Ce changement d’ambiance est-il une façon de s’habiller plus féministe et plus progressiste que ce qui se passait auparavant, ou un pas en arrière ? Dépend de quelle façon vous le regardez. Certes, ce sont des vêtements pour adultes, ce qui est une grande amélioration par rapport au tatouage teenybopper Y2K de la saison dernière, et il y a beaucoup de beaux manteaux chauds et raisonnables. (De plus, nous portions ces vêtements à l’époque pré-florale, vous les avez peut-être déjà dans votre garde-robe.)

En revanche, cette esthétique a tendance à être associée à un corps ultra-maigre. Chez Saint Laurent, je me suis retrouvée transpercée par les hanches des mannequins qui traversaient leurs leggings pendant qu’elles marchaient. Quand Victoria Beckham a dit avant son émission qu’elle adorait les tailleurs aux épaules fortes mais « avec les jambes qui dépassent », je n’ai pas pu m’empêcher de penser qu’elle ne parlait pas de cuisses comme les miennes. Pendant ce temps, le « gender fluid », qui faisait fureur il y a quelques années, a pratiquement disparu des grandes scènes de la mode. Les designers qui aimaient parler de « jouer avec le genre » se sont tus sur le sujet, probablement parce qu’il n’y a rien de ludique ou d’amusant dans la façon dont nous discutons du genre en ce moment. Les chevaux sauvages ne pouvaient pas m’entraîner dans ce débat, alors je note sans jugement que la mode féminine se retranche dans ce à quoi ressemblait la mode féminine avant que la vogue des défilés mixtes ne change tout.

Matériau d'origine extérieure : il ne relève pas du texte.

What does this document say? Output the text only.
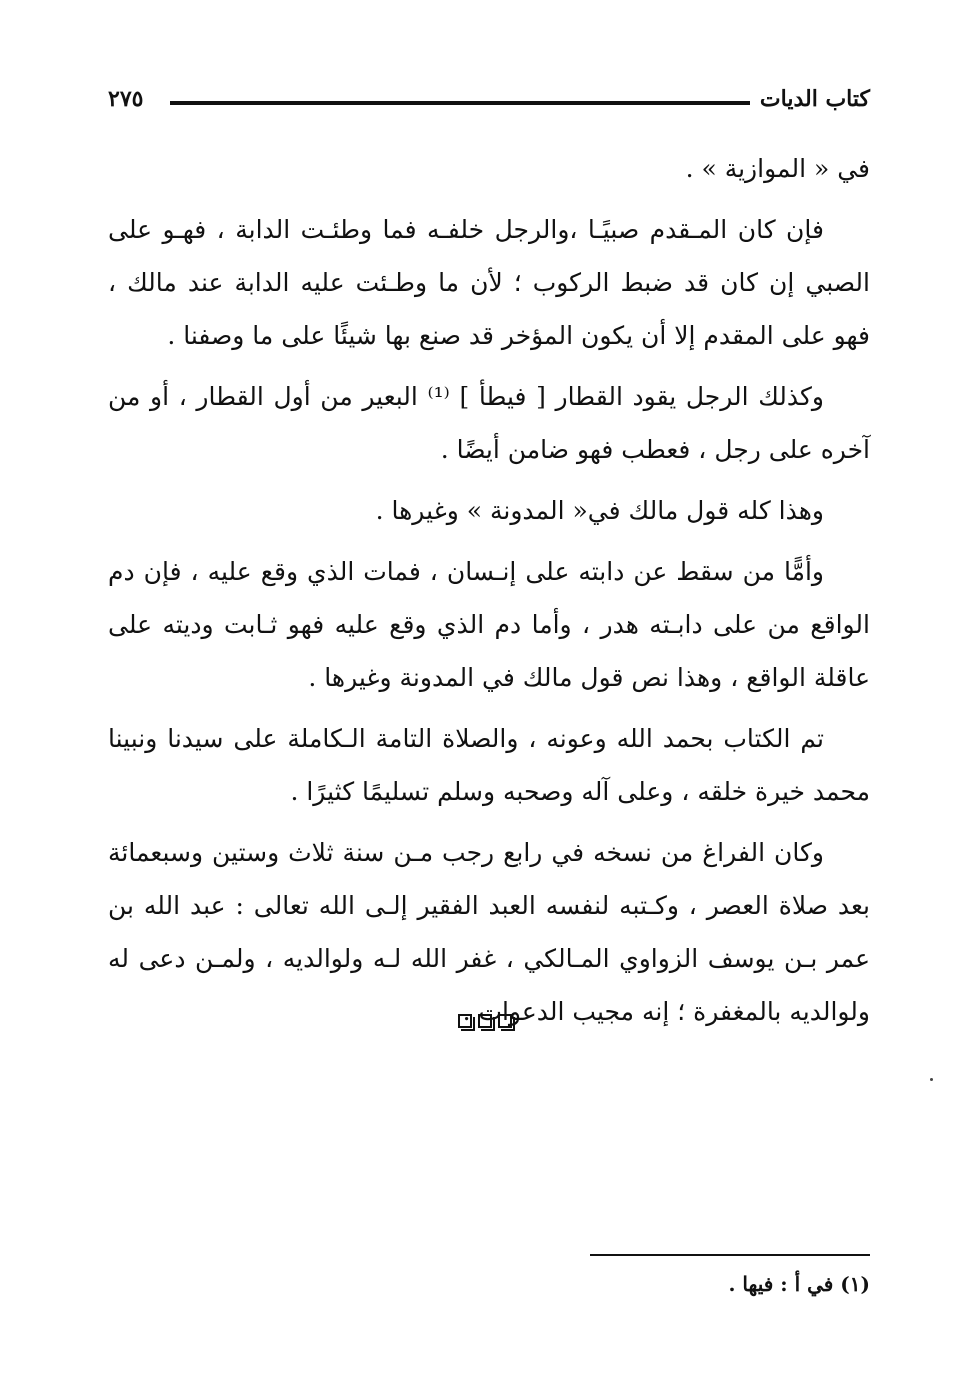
كتاب الديات
٢٧٥

في « الموازية » .

فإن كان المـقدم صبيًـا ،والرجل خلفـه فما وطئـت الدابة ، فهـو على الصبي إن كان قد ضبط الركوب ؛ لأن ما وطـئت عليه الدابة عند مالك ، فهو على المقدم إلا أن يكون المؤخر قد صنع بها شيئًا على ما وصفنا .

وكذلك الرجل يقود القطار [ فيطأ ] ⁽¹⁾ البعير من أول القطار ، أو من آخره على رجل ، فعطب فهو ضامن أيضًا .

وهذا كله قول مالك في« المدونة » وغيرها .

وأمًّا من سقط عن دابته على إنـسان ، فمات الذي وقع عليه ، فإن دم الواقع من على دابـته هدر ، وأما دم الذي وقع عليه فهو ثـابت وديته على عاقلة الواقع ، وهذا نص قول مالك في المدونة وغيرها .

تم الكتاب بحمد الله وعونه ، والصلاة التامة الـكاملة على سيدنا ونبينا محمد خيرة خلقه ، وعلى آله وصحبه وسلم تسليمًا كثيرًا .

وكان الفراغ من نسخه في رابع رجب مـن سنة ثلاث وستين وسبعمائة بعد صلاة العصر ، وكـتبه لنفسه العبد الفقير إلـى الله تعالى : عبد الله بن عمر بـن يوسف الزواوي المـالكي ، غفر الله لـه ولوالديه ، ولمـن دعى له ولوالديه بالمغفرة ؛ إنه مجيب الدعوات .

(١) في أ : فيها .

La semaine de la mode parisienne m’a laissé le sentiment que peut-être avoir l’air poli et chic n’est pas rétro. Chez Courrèges, un mannequin portant un manteau en tweed gris et des bottes d’un blanc immaculé a marché le long du podium sans jamais rompre le contact visuel avec le téléphone qu’elle tenait à deux mains. C’était curieux de voir ce qui est devenu le geste universel de notre époque s’exprimer ainsi, alors que les mannequins textaient leur chemin sur la piste et retour. Voilà à quoi ressemble la modernité; il avait un peu plus de charme pour être correctement habillé, en quelque sorte.

Après la pression vestimentaire des semaines de la mode, cette période de l’année me trouve généralement prête à me détendre dans une robe confortable et des baskets. Mais cette saison est différente. Le ditzy floral est un peu moins attrayant. Le vieux sage John Lewis l’appela le premier.